As someone who lived through the early 2000s when most fast food vegetarian options were a side salad, freezer-burnt black bean burger, or being told to “just pick off the meat,” I can say with great enthusiasm: it’s a great time to be a vegetarian.
While I am no longer strictly following the vegetarian diet, I will still happily get things marked “Vegetarian.” So, naturally, when Taco Bell advertised the Veggie Nachos Party Pack as part of its new Veggie Cravings menu, I was intrigued.
While the Party Pack Nachos aren’t a new item for Taco Bell, this version seems to be specifically branded as a vegetarian item to help push the new menu. It consists of tortilla chips topped with refried beans, warm nacho cheese sauce, jalapeno peppers, tomatoes, guacamole, and reduced-fat sour cream. That’s it. I was surprised by how simple the ingredient list seemed. But I looked at the meat option too, and it came with both beef and refried beans. So why wouldn’t this one have refried AND black beans? All the other items on the Veggie Cravings menu have black beans.

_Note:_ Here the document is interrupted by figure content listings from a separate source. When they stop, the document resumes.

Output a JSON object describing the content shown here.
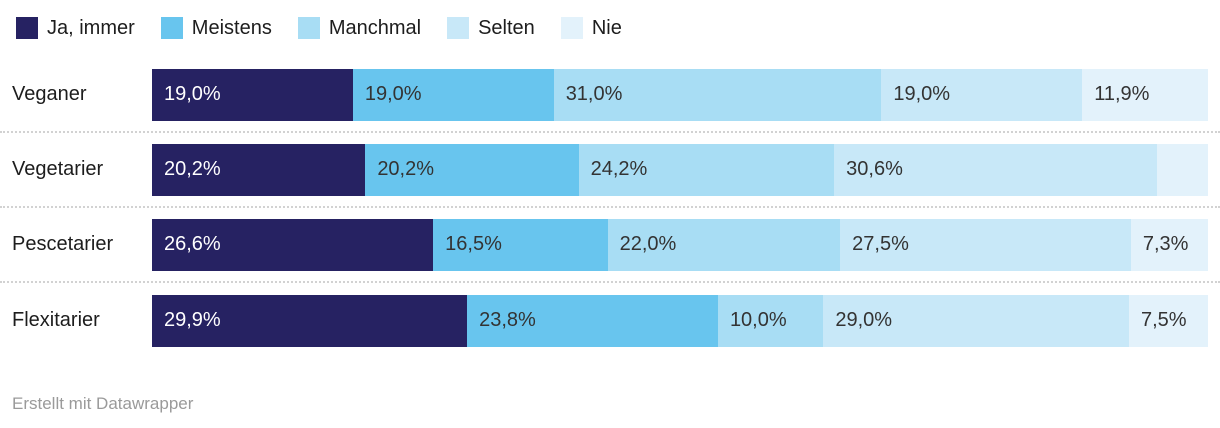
{
  "colors": {
    "background": "#ffffff",
    "row_label": "#1d1d1d",
    "segment_label_dark": "#333333",
    "segment_label_light": "#ffffff",
    "separator": "#d2d2d2",
    "footer_text": "#9a9a9a"
  },
  "chart_data": {
    "type": "bar",
    "variant": "stacked-horizontal-100-percent",
    "legend_position": "top",
    "value_format": "german-decimal-percent",
    "grid": false,
    "categories": [
      "Veganer",
      "Vegetarier",
      "Pescetarier",
      "Flexitarier"
    ],
    "series": [
      {
        "name": "Ja, immer",
        "color": "#262262",
        "label_color": "#ffffff",
        "values": [
          19.0,
          20.2,
          26.6,
          29.9
        ]
      },
      {
        "name": "Meistens",
        "color": "#68c5ee",
        "label_color": "#333333",
        "values": [
          19.0,
          20.2,
          16.5,
          23.8
        ]
      },
      {
        "name": "Manchmal",
        "color": "#a8ddf4",
        "label_color": "#333333",
        "values": [
          31.0,
          24.2,
          22.0,
          10.0
        ]
      },
      {
        "name": "Selten",
        "color": "#c8e8f8",
        "label_color": "#333333",
        "values": [
          19.0,
          30.6,
          27.5,
          29.0
        ]
      },
      {
        "name": "Nie",
        "color": "#e3f2fb",
        "label_color": "#333333",
        "values": [
          11.9,
          4.8,
          7.3,
          7.5
        ]
      }
    ],
    "segment_labels": [
      [
        "19,0%",
        "19,0%",
        "31,0%",
        "19,0%",
        "11,9%"
      ],
      [
        "20,2%",
        "20,2%",
        "24,2%",
        "30,6%",
        ""
      ],
      [
        "26,6%",
        "16,5%",
        "22,0%",
        "27,5%",
        "7,3%"
      ],
      [
        "29,9%",
        "23,8%",
        "10,0%",
        "29,0%",
        "7,5%"
      ]
    ]
  },
  "footer": {
    "attribution": "Erstellt mit Datawrapper"
  }
}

I cannot understate how much food it is. I measured the length of the box, and it was around 18 inches. Unfortunately, the large quantity of food didn’t quite make up for the lack of quality. The initial shock of “wow, that’s a LOT of food” wore off quickly as I started to eat. It became very clear that the amount of toppings was not proportional to the amount of chips. In fact, after removing the top layer of chips and toppings, the bottom of the box was littered with the tiny broken tortilla chip bits.
When getting bites with all the toppings and chips together, the item was fine. While I feel most of us are familiar with the flavors of Taco Bell, this item really showcased how they are not meant to be eaten separately. When all layered into a taco/burrito/Crunchwrap, you get the experience of all the flavors in one bite. In a nacho situation, you are often eating a chip with just some cheese or refried beans and it highlights how they don’t really stand out on their own. The occasional jalapeno or tomato piece was welcome, but didn’t do much to move the flavor needle. Maybe I expect too much from Taco Bell, but the overall salty blandness of the item was disappointing.
When ordering, you are given multiple options to add other toppings to the nachos. I think, if I were to do this again, I’d add rice and black beans (which should have been there in the first place). However, when you start adding up the cost of additional items, I’m inclined to just pay the extra $2 and go to Chipotle. The only “additions” I included were three specialty sauces on the side to use as dips. I am glad we got them as we were able to eat some of the untopped chips before tapping out.
Overall, it’s not a bad item, just not as good as I felt it could have been. If you are not a strict vegetarian, I’d at least go with the Nachos Party Pack with meat. It costs the same, and (hopefully) you’d get a little more food.
Purchased Price: $10.99
Rating: 5 out of 10
Nutrition Facts: (1 box) 1770 calories, 93 grams of fat, 15 grams of saturated fat, 20 milligrams of cholesterol, 2510 milligrams of sodium, 206 grams of carbohydrates, 34 grams of fiber, 12 grams of sugar, and 28 grams of protein.